Dans la circulaire AFF 14/2006 du 24 août 2006, l’administration  cite d’autres éléments  qui peuvent tendre ou concourir à établir que l’assujetti savait ou devait savoir que la taxe n’a pas été ou ne sera pas payée dans la chaîne des opérations, comme par exemple, les liens étroits sur le plan familial, économique ou juridique des parties cocontractantes, les quantités anormales de marchandises négociées, les montants anormalement en jeu eu égard à la capacité de l’opérateur, l’intervention d’un opérateur dans des opérations relatives à des biens dont il ne fait habituellement pas le commerce, ….

Les GSM et les composants informatiques ont été  longtemps la cible de ce type de fraudes.
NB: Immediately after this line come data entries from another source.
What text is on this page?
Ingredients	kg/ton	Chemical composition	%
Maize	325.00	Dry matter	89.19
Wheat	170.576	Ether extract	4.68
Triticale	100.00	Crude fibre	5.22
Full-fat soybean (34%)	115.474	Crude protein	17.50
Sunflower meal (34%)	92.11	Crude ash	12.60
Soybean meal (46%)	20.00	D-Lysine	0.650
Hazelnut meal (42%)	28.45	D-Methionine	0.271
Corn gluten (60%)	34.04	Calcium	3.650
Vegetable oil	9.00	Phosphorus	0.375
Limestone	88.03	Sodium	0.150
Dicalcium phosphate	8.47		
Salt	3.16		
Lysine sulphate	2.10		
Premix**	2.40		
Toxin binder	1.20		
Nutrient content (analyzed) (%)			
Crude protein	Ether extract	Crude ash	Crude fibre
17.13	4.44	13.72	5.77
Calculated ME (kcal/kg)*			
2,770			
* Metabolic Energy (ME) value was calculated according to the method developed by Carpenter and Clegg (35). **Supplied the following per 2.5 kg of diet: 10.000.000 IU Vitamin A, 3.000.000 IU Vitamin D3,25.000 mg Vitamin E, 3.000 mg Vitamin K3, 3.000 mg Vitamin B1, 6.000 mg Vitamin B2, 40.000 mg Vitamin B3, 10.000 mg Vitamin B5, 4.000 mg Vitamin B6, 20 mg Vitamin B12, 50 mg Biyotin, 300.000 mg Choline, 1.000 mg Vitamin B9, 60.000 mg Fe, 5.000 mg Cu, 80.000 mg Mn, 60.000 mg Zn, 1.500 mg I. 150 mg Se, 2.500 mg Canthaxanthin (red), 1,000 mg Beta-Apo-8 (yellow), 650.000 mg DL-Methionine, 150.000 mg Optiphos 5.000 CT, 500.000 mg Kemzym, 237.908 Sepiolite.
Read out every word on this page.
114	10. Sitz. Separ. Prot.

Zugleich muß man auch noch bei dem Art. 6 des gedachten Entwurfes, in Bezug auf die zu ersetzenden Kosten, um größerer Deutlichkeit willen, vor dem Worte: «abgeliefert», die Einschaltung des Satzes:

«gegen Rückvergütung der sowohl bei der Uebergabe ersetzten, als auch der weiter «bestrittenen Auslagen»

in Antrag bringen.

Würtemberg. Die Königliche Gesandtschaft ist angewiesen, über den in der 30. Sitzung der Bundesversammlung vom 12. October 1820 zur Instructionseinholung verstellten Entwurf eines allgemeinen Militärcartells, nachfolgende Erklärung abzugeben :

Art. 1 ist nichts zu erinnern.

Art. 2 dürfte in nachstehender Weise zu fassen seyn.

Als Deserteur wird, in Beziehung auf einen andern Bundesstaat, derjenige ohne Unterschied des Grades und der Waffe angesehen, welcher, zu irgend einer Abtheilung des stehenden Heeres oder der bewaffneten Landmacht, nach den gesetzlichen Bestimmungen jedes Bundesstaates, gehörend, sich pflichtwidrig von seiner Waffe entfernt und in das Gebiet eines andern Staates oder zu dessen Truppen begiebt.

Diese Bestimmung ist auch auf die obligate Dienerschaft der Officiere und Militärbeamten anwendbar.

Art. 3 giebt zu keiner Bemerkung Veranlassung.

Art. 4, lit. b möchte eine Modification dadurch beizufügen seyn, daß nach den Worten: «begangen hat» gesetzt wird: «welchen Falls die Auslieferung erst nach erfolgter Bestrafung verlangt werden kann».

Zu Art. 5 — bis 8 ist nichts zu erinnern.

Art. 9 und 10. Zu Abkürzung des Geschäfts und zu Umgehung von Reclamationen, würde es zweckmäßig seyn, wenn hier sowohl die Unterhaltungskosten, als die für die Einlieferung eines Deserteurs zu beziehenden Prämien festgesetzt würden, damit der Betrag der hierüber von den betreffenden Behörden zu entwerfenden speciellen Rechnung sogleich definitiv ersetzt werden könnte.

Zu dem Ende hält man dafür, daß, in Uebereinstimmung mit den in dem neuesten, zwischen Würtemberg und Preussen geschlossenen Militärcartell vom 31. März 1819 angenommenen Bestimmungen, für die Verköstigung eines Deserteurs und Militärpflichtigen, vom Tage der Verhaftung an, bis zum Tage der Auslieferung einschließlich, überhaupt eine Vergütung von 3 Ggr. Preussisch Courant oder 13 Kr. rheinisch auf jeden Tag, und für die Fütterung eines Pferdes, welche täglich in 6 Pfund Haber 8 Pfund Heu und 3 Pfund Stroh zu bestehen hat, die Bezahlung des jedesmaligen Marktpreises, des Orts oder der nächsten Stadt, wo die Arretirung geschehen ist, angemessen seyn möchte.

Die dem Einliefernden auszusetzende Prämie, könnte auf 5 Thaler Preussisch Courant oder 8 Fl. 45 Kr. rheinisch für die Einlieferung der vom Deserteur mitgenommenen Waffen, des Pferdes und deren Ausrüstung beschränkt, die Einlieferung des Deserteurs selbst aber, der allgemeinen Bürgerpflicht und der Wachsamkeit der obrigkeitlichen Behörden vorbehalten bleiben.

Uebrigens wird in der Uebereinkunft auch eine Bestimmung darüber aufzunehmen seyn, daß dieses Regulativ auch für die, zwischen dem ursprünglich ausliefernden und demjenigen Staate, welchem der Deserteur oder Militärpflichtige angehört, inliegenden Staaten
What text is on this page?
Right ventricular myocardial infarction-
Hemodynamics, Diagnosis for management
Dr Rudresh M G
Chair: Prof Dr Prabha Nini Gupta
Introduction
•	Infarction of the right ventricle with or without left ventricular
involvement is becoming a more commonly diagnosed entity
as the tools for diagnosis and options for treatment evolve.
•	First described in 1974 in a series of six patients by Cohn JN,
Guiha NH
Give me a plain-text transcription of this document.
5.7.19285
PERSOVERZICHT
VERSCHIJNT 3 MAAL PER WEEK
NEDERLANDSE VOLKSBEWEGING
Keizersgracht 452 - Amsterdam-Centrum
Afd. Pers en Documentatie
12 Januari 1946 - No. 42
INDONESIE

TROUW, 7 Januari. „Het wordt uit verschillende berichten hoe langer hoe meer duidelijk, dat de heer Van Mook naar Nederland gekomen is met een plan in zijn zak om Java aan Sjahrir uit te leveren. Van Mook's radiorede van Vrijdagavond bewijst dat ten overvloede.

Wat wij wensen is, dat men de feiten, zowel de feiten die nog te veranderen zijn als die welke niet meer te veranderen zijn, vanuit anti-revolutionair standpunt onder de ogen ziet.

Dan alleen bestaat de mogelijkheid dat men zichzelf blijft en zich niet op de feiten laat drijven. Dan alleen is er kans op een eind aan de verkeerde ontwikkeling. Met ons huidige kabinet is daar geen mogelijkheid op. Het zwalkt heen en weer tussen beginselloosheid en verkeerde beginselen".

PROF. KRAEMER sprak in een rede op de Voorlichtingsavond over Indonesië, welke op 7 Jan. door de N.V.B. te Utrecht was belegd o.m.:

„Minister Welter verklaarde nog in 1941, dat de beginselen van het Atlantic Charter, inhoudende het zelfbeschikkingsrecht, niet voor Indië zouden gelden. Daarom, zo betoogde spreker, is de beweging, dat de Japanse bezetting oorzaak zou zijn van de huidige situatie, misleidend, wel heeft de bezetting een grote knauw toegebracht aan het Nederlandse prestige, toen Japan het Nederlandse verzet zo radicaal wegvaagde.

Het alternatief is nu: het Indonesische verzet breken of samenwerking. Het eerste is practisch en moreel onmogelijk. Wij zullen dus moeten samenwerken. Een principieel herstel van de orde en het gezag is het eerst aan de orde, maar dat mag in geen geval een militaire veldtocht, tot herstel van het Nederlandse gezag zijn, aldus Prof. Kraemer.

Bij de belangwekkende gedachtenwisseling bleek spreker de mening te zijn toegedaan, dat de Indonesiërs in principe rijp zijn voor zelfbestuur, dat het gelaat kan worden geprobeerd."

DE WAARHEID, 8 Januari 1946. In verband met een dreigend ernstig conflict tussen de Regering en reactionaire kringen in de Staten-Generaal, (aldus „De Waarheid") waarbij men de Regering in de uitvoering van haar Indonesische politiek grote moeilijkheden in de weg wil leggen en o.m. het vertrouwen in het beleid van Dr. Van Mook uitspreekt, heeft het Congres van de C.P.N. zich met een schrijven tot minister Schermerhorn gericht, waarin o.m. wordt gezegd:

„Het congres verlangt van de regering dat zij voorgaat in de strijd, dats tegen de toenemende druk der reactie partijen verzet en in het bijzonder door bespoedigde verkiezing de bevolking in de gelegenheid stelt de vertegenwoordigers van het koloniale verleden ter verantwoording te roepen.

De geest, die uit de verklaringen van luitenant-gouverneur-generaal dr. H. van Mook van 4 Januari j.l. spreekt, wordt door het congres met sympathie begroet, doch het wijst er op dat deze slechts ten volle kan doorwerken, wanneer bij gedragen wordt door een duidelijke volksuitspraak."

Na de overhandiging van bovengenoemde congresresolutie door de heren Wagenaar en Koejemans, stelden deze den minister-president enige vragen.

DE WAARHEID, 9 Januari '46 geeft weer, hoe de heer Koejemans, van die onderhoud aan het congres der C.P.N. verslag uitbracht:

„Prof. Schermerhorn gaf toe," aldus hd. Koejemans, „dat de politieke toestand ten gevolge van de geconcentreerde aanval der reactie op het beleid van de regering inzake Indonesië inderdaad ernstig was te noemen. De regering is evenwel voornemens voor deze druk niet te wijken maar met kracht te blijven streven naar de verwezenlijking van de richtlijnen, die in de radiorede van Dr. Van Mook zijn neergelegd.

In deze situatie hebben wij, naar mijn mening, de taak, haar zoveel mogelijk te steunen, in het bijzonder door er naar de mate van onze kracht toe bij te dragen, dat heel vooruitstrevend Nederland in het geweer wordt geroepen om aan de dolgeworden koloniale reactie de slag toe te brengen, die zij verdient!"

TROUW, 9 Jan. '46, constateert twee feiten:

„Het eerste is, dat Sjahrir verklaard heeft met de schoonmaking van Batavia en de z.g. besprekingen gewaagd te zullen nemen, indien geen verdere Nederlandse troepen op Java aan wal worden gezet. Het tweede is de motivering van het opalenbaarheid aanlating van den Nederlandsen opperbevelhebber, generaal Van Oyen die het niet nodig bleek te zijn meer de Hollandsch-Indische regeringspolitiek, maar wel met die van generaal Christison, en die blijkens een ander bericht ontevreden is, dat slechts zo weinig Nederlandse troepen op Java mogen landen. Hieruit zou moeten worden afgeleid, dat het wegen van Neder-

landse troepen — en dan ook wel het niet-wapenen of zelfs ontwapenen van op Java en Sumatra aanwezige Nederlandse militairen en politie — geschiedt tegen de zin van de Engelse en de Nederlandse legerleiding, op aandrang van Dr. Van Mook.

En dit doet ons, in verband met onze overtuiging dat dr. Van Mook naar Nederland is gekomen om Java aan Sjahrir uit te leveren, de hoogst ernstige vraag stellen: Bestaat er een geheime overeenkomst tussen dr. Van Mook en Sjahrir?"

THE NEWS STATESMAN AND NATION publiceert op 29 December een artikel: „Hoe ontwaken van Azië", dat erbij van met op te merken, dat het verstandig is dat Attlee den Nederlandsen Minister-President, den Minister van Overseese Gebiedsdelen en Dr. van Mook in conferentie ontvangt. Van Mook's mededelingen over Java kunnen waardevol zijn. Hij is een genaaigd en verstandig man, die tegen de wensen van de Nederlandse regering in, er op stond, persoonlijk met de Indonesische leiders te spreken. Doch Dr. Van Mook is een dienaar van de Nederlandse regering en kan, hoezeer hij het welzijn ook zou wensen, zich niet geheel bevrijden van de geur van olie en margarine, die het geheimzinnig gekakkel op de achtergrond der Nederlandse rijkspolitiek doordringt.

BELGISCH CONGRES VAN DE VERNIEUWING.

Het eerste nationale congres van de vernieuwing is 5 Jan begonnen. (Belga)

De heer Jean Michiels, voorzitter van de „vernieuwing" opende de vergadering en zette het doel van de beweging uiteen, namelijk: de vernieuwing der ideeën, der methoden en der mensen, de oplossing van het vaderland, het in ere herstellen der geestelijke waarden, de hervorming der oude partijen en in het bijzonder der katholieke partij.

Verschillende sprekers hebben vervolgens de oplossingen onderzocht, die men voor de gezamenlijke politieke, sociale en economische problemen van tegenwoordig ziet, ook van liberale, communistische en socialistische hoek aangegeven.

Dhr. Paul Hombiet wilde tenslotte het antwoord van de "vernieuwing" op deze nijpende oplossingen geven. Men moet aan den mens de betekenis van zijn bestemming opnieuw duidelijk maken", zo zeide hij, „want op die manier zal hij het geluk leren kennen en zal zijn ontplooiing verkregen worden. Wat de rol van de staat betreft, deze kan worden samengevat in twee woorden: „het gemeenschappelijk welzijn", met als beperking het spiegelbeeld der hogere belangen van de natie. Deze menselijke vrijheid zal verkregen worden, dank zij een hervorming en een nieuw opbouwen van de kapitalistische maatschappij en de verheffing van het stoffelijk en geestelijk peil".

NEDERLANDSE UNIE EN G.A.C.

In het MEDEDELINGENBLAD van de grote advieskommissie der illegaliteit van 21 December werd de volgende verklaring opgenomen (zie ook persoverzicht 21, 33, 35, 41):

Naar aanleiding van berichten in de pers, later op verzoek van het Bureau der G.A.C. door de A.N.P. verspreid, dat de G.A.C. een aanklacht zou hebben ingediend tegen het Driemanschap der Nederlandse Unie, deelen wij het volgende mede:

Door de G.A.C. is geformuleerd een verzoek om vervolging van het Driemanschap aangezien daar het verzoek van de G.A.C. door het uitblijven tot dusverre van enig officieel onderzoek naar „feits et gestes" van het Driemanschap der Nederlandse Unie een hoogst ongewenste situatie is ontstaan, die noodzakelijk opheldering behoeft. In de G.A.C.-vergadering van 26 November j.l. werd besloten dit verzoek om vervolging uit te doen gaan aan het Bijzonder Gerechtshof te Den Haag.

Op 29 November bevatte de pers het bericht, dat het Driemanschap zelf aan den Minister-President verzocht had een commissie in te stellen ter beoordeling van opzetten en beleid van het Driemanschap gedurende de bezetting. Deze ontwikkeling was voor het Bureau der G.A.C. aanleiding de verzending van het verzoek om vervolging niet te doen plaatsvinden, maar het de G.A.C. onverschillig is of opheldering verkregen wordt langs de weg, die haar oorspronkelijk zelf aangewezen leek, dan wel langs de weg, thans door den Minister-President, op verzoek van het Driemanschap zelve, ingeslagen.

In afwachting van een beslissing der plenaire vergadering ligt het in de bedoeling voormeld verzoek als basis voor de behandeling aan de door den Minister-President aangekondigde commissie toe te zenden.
Actuellement, sont plus souvent visés les certificats d’émission de CO², mais cela peut tout aussi bien concerner des pneus ou des boissons gazeuses …

La source du problème tient à ce pour des raisons de facilité administrative, les gouvernements européens ont volontairement pris le risque d’autoriser la circulation transfrontalière de marchandises sans TVA et en permettant ainsi la revente de celles-ci avec TVA par des intermédiaires sans véritable « substance » (ce que l’on appelle communément des « coquilles vides »), ce qui permet à ces derniers de pouvoir facilement disparaître avant d’être détectés.

Que faire ?

Actuellement les entreprises de bonne foi sont les principales victimes de ce genre de fraude et elles n’ont pas beaucoup de moyens pour se protéger : elles peuvent évidemment éviter d’acheter des marchandises à des prix trop bas, à de  petites entreprises inconnues ou éviter certains marchés.

Elles peuvent également procéder régulièrement à une évaluation des procédures d’achat et de vente, à la lumière du type d’opération et du type de marché dans lequel elles opèrent.

Les mesures de précaution ne seront pas les mêmes selon les produits, le degré d’intégration du processus de production, ou l’intervention de petites entreprises.

On peut espérer que les cours et tribunaux, en Belgique et dans les autres pays d’Europe, continueront à appliquer avec  discernement ce critère de « savait ou devait savoir » que l’opération était frauduleuse.

En 1966, on avait déjà vu la Cour constitutionnelle allemande remettre en cause de système de taxe sur le chiffre d’affaires tel qu’il existait à l’époque.

La Cour avait laissé deux ans au gouvernement allemand pour se mettre en ordre, ce qu’il fit en mettant en œuvre le régime de TVA européen, trois semaines après son adoption par le conseil des ministres européens en 1967.

Dans le cas des carrousels TVA, une réaction  du pouvoir judiciaire qui tiendrait aussi compte des contraintes inhérentes de la vie des entreprises serait peut-être le seul moyen d’inciter les gouvernements à se mettre d’accord sur une solution  qui est préconisée depuis longtemps déjà, à savoir la fin du régime des exemptions de TVA dans les opérations intracommunautaires.

Sur le plan technique, les nouvelles procédures mises en place depuis le 1er janvier 2010 constituent une étape très importante en ce sens.